Deploying custom foundation models in IBM watsonx.ai
You can upload and deploy a custom foundation model for use with watsonx.ai™ inferencing capabilities.
Deploying a custom foundation model provides the flexibility for you to implement the AI solutions that are right for your use case. The deployment process differs slightly depending on the source of your custom foundation model.
It is best to get the model directly from the model builder. One place to find new models is Hugging Face, a repository for open source foundation models used by many model builders.
Watch this video to see how to set up storage for the custom model, load the model into the storage, and register the model to make it available for deployment.
This video provides a visual method to learn the concepts and tasks in this documentation.
Deploying custom foundation models
You must prepare the custom foundation model and upload the model to PVC storage. After storing the model, you must register the model with watsonx.ai.
The following graphic shows the process followed by a system administrator:
When you complete the storage and registration process, the MLOps engineers can deploy the custom foundation mode and prompt engineers can use the deployed model for prompting. For more information, see Deploying custom foundation models in the IBM watsonx.ai and watsonx.governance™ documentation.

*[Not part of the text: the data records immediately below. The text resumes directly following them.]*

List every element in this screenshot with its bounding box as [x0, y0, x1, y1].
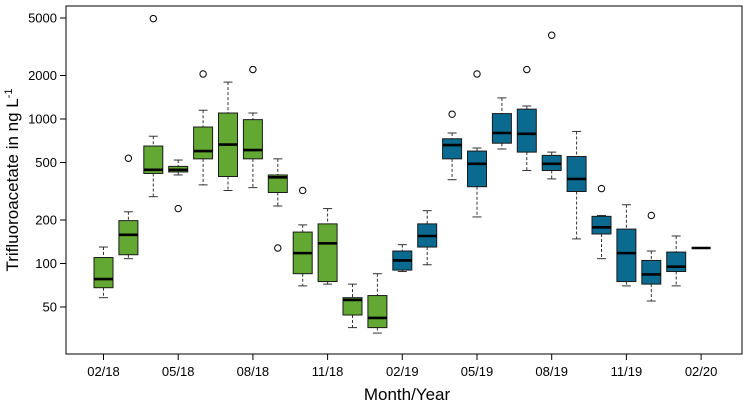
box-21 [591, 184, 612, 260]
box-body [118, 220, 139, 256]
outlier-point [647, 211, 655, 220]
y-axis: 50 100 200 500 1000 2000 5000 [28, 11, 66, 315]
x-axis-title: Month/Year [364, 385, 451, 404]
box-12 [367, 273, 388, 334]
box-body [666, 251, 687, 273]
box-2 [118, 154, 139, 260]
box-body [442, 138, 463, 160]
box-6 [218, 81, 238, 192]
box-body [342, 297, 363, 316]
box-body [143, 145, 164, 174]
box-body [516, 108, 537, 153]
box-1 [93, 246, 114, 299]
box-9 [292, 186, 313, 287]
box-17 [491, 97, 512, 150]
box-18 [516, 65, 537, 172]
box-3 [143, 14, 164, 198]
outlier-point [473, 70, 481, 78]
outlier-point [548, 31, 556, 39]
boxes-layer [93, 14, 711, 334]
box-body [193, 126, 214, 160]
y-axis-title-main: Trifluoroacetate in ng L [3, 98, 22, 271]
box-13 [392, 244, 413, 273]
outlier-point [523, 65, 531, 74]
plot-frame [65, 5, 743, 355]
y-tick-label: 200 [35, 213, 57, 228]
y-tick-label: 100 [35, 256, 57, 271]
outlier-point [124, 154, 133, 162]
box-body [267, 174, 288, 193]
y-tick-label: 500 [35, 155, 57, 170]
box-15 [442, 110, 463, 181]
x-tick-label: 11/19 [611, 364, 643, 379]
y-tick-label: 50 [43, 300, 57, 315]
box-8 [267, 158, 288, 252]
box-body [317, 223, 338, 283]
outlier-point [149, 14, 158, 23]
y-axis-title: Trifluoroacetate in ng L-1 [3, 88, 22, 271]
box-body [367, 295, 388, 329]
box-body [641, 259, 662, 285]
y-tick-label: 5000 [28, 11, 57, 26]
box-body [467, 150, 487, 188]
box-16 [467, 70, 487, 218]
y-tick-label: 2000 [28, 68, 57, 83]
x-tick-label: 08/19 [535, 364, 568, 379]
box-body [242, 119, 263, 160]
outlier-point [174, 204, 182, 213]
outlier-point [249, 65, 257, 74]
outlier-point [597, 184, 606, 193]
outlier-point [299, 186, 307, 195]
box-5 [193, 70, 214, 186]
x-tick-label: 02/20 [685, 364, 718, 379]
x-tick-label: 11/18 [312, 364, 344, 379]
box-body [491, 113, 512, 144]
box-20 [566, 130, 587, 240]
box-body [591, 215, 612, 235]
x-axis: 02/18 05/18 08/18 11/18 02/19 05/19 08/19 11/19… [87, 354, 717, 379]
box-11 [342, 283, 363, 329]
outlier-point [448, 110, 456, 118]
box-body [616, 228, 637, 283]
box-22 [616, 204, 637, 287]
box-23 [641, 211, 662, 302]
x-tick-label: 05/18 [162, 364, 195, 379]
y-axis-title-superscript: -1 [3, 88, 15, 98]
x-tick-label: 05/19 [461, 364, 494, 379]
box-body [566, 156, 587, 192]
outlier-point [274, 244, 282, 252]
box-body [93, 257, 114, 289]
box-14 [417, 210, 438, 266]
box-24 [666, 235, 687, 287]
box-4 [168, 159, 189, 213]
x-tick-label: 02/18 [87, 364, 120, 379]
x-tick-label: 02/19 [386, 364, 419, 379]
outlier-point [199, 70, 207, 78]
y-tick-label: 1000 [28, 112, 57, 127]
x-tick-label: 08/18 [237, 364, 270, 379]
box-7 [242, 65, 263, 189]
box-19 [541, 31, 562, 180]
box-10 [317, 208, 338, 285]
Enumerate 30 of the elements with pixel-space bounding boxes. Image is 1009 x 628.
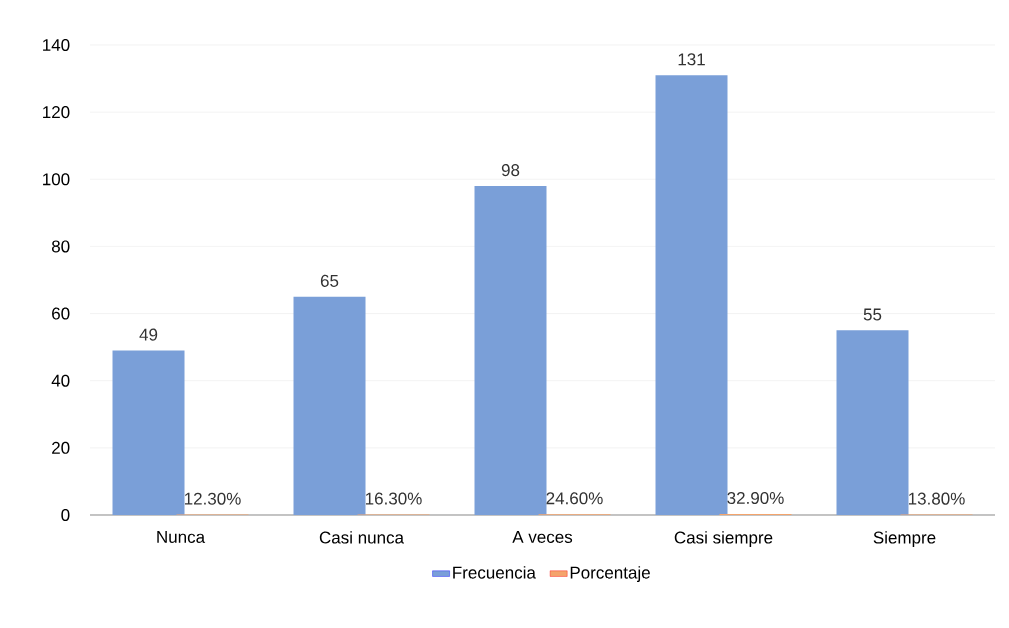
data-label: 131 xyxy=(678,53,705,66)
data-label: 49 xyxy=(139,328,158,341)
y-tick-label: 80 xyxy=(51,240,70,253)
data-label: 65 xyxy=(320,274,339,287)
y-tick-label: 40 xyxy=(51,374,70,387)
bar xyxy=(474,185,547,515)
x-tick-label: Casi nunca xyxy=(319,531,404,544)
bar xyxy=(293,296,366,515)
y-tick-label: 100 xyxy=(43,173,70,186)
legend-label: Frecuencia xyxy=(453,566,536,579)
legend-label: Porcentaje xyxy=(570,566,650,583)
x-tick-label: A veces xyxy=(512,531,573,543)
y-tick-label: 140 xyxy=(43,38,70,52)
y-tick-label: 60 xyxy=(52,307,70,320)
data-label: 16.30% xyxy=(365,492,422,505)
bar xyxy=(655,75,728,515)
y-tick-label: 120 xyxy=(43,106,70,119)
bar xyxy=(112,350,185,515)
x-tick-label: Siempre xyxy=(873,531,936,547)
data-label: 55 xyxy=(863,308,882,321)
bar xyxy=(836,330,909,515)
data-label: 13.80% xyxy=(908,492,965,505)
x-tick-label: Casi siempre xyxy=(674,531,773,547)
data-label: 98 xyxy=(501,164,520,177)
data-label: 24.60% xyxy=(546,492,603,505)
data-label: 12.30% xyxy=(184,492,241,505)
x-tick-label: Nunca xyxy=(157,531,206,543)
data-label: 32.90% xyxy=(727,491,784,505)
y-tick-label: 20 xyxy=(52,441,70,454)
y-tick-label: 0 xyxy=(61,508,70,522)
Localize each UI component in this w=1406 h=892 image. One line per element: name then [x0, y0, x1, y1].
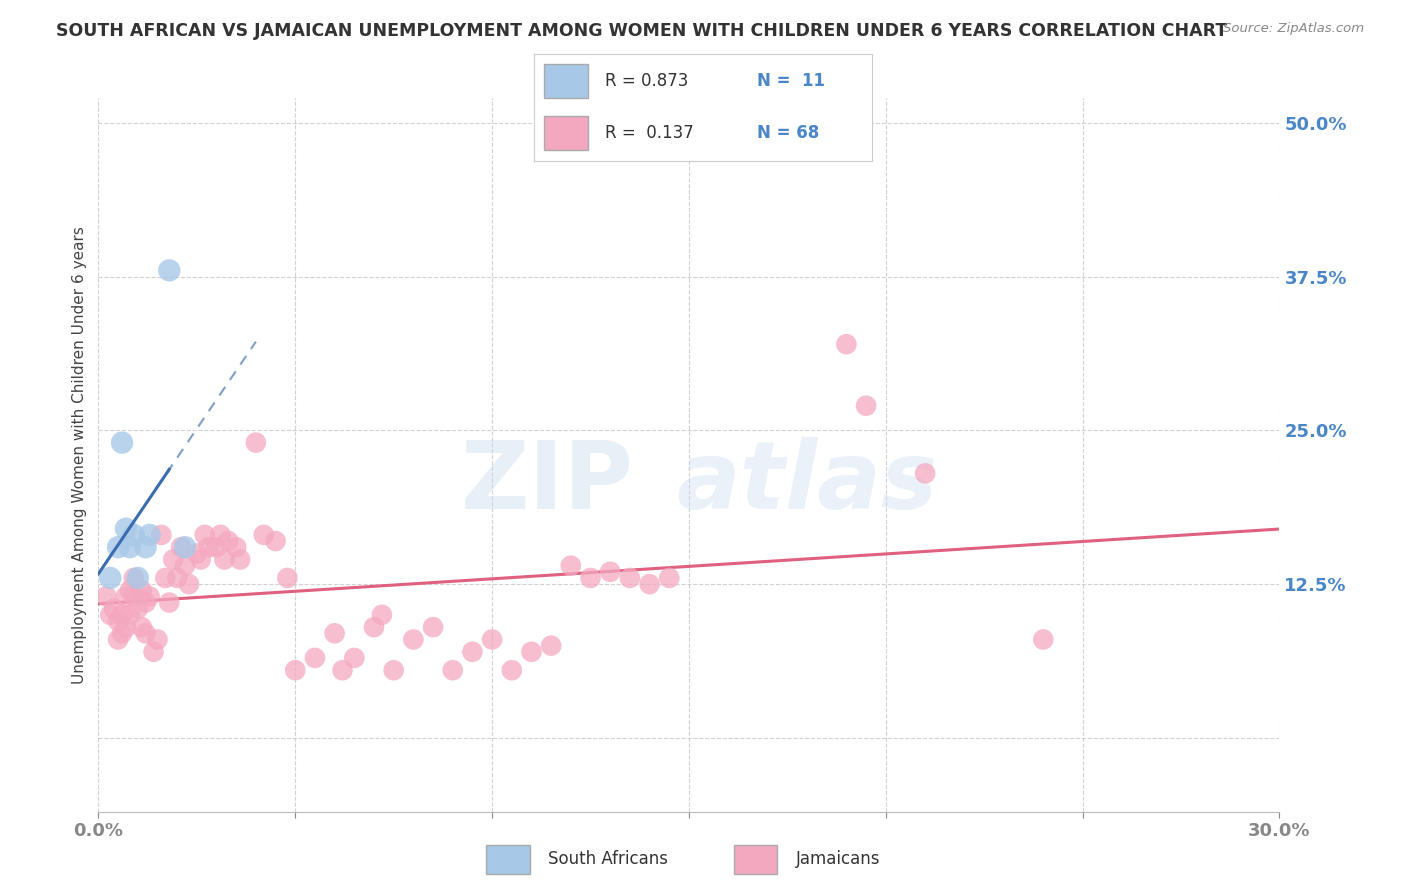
Point — [131, 620, 153, 634]
Point — [127, 571, 149, 585]
Y-axis label: Unemployment Among Women with Children Under 6 years: Unemployment Among Women with Children U… — [72, 226, 87, 684]
Point — [107, 632, 129, 647]
Point — [245, 435, 267, 450]
Point — [174, 558, 197, 573]
Point — [174, 540, 197, 554]
Point — [142, 645, 165, 659]
Point — [115, 620, 138, 634]
Point — [118, 540, 141, 554]
Point — [194, 528, 217, 542]
Text: atlas: atlas — [676, 437, 938, 530]
Point — [127, 601, 149, 615]
Text: Jamaicans: Jamaicans — [796, 849, 880, 868]
Point — [304, 651, 326, 665]
Point — [363, 620, 385, 634]
Point — [166, 571, 188, 585]
Point — [138, 528, 160, 542]
Point — [214, 552, 236, 566]
Text: N =  11: N = 11 — [756, 72, 825, 90]
Point — [560, 558, 582, 573]
Point — [111, 435, 134, 450]
Point — [122, 590, 145, 604]
Text: SOUTH AFRICAN VS JAMAICAN UNEMPLOYMENT AMONG WOMEN WITH CHILDREN UNDER 6 YEARS C: SOUTH AFRICAN VS JAMAICAN UNEMPLOYMENT A… — [56, 22, 1227, 40]
Point — [284, 663, 307, 677]
Point — [481, 632, 503, 647]
FancyBboxPatch shape — [544, 116, 588, 150]
Point — [382, 663, 405, 677]
Point — [111, 626, 134, 640]
Point — [835, 337, 858, 351]
Point — [461, 645, 484, 659]
Text: R = 0.873: R = 0.873 — [605, 72, 689, 90]
Point — [157, 596, 180, 610]
Point — [190, 552, 212, 566]
Point — [118, 583, 141, 598]
Point — [579, 571, 602, 585]
Point — [135, 626, 157, 640]
Point — [205, 540, 228, 554]
Point — [122, 571, 145, 585]
Point — [229, 552, 252, 566]
Point — [658, 571, 681, 585]
Point — [107, 614, 129, 628]
Point — [131, 583, 153, 598]
Point — [343, 651, 366, 665]
Point — [103, 601, 125, 615]
Point — [146, 632, 169, 647]
Point — [150, 528, 173, 542]
Point — [371, 607, 394, 622]
Text: N = 68: N = 68 — [756, 124, 820, 142]
Point — [138, 590, 160, 604]
Point — [111, 607, 134, 622]
Point — [107, 540, 129, 554]
Point — [209, 528, 232, 542]
Point — [599, 565, 621, 579]
Point — [855, 399, 877, 413]
Point — [162, 552, 184, 566]
Text: R =  0.137: R = 0.137 — [605, 124, 695, 142]
Point — [135, 596, 157, 610]
Point — [441, 663, 464, 677]
Point — [197, 540, 219, 554]
FancyBboxPatch shape — [486, 845, 530, 874]
Point — [332, 663, 354, 677]
Point — [96, 590, 118, 604]
Point — [115, 590, 138, 604]
Text: Source: ZipAtlas.com: Source: ZipAtlas.com — [1223, 22, 1364, 36]
Point — [638, 577, 661, 591]
Point — [115, 522, 138, 536]
Point — [619, 571, 641, 585]
Point — [118, 607, 141, 622]
Point — [135, 540, 157, 554]
Point — [98, 571, 121, 585]
Point — [914, 467, 936, 481]
Point — [422, 620, 444, 634]
Point — [155, 571, 177, 585]
FancyBboxPatch shape — [544, 64, 588, 98]
Text: South Africans: South Africans — [548, 849, 668, 868]
Point — [520, 645, 543, 659]
Point — [501, 663, 523, 677]
Point — [264, 534, 287, 549]
Point — [253, 528, 276, 542]
FancyBboxPatch shape — [734, 845, 778, 874]
Point — [1032, 632, 1054, 647]
Point — [186, 546, 208, 560]
Point — [157, 263, 180, 277]
Point — [540, 639, 562, 653]
Point — [217, 534, 239, 549]
Point — [170, 540, 193, 554]
Point — [402, 632, 425, 647]
Point — [323, 626, 346, 640]
Point — [225, 540, 247, 554]
Point — [98, 607, 121, 622]
Point — [122, 528, 145, 542]
Text: ZIP: ZIP — [461, 437, 634, 530]
Point — [177, 577, 200, 591]
Point — [276, 571, 298, 585]
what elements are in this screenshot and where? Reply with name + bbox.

Preparing the model and uploading to PVC storage
The vLLM inferencing server provides an optimized inference runtime for serving many popular foundation model architectures. Certain models are not yet supported, though. To enable usage of these custom foundation models, you must add or build a custom inference runtime image for your custom foundation model.
- Review the supported architecture frameworks, hardware specifications, and software specifications for custom foundation models. See Planning to deploy a custom foundation model.
- [OPTIONAL] Add or build a custom inference runtime image for your custom foundation model (only models that are not yet supported by the standard vLLM inference server). See Building a custom inference runtime image for your custom foundation model.
- Set up a storage repository for hosting the model and then upload the model to the storage repository. See Setting up storage and uploading the model.
- You can deploy custom foundation models (CFMs) in two ways:
- Registering a custom foundation model in a IBM watsonx.ai project or space. See Registering a custom foundation model. In this approach, the model is registered and deployed within a specific project or space. The deployment is scoped to that project or space, and access is limited accordingly.
- Registering custom foundation models for global deployment. See Registering custom foundation models for global deployment. In this approach, models are deployed globally by using theIBM watsonx.ai Inference Frameworks Manager (IFM) operator. Models that are deployed in this way can be shared across multiple projects and spaces within the cluster, rather than being tied to a single project or space. Global deployment is particularly useful for environments with limited GPU resources. Instead of deploying separate instances of the same model in each project or space, a single shared deployment can serve multiple consumers. Registering custom foundation models for global deployment helps optimize resource utilization and provides a scalable way for enterprises to use custom foundation models across the organization.
For a watsonx.ai lightweight engine installation, you follow different steps to add custom foundation models. For details, see Adding custom foundation models to watsonx.ai lightweight engine.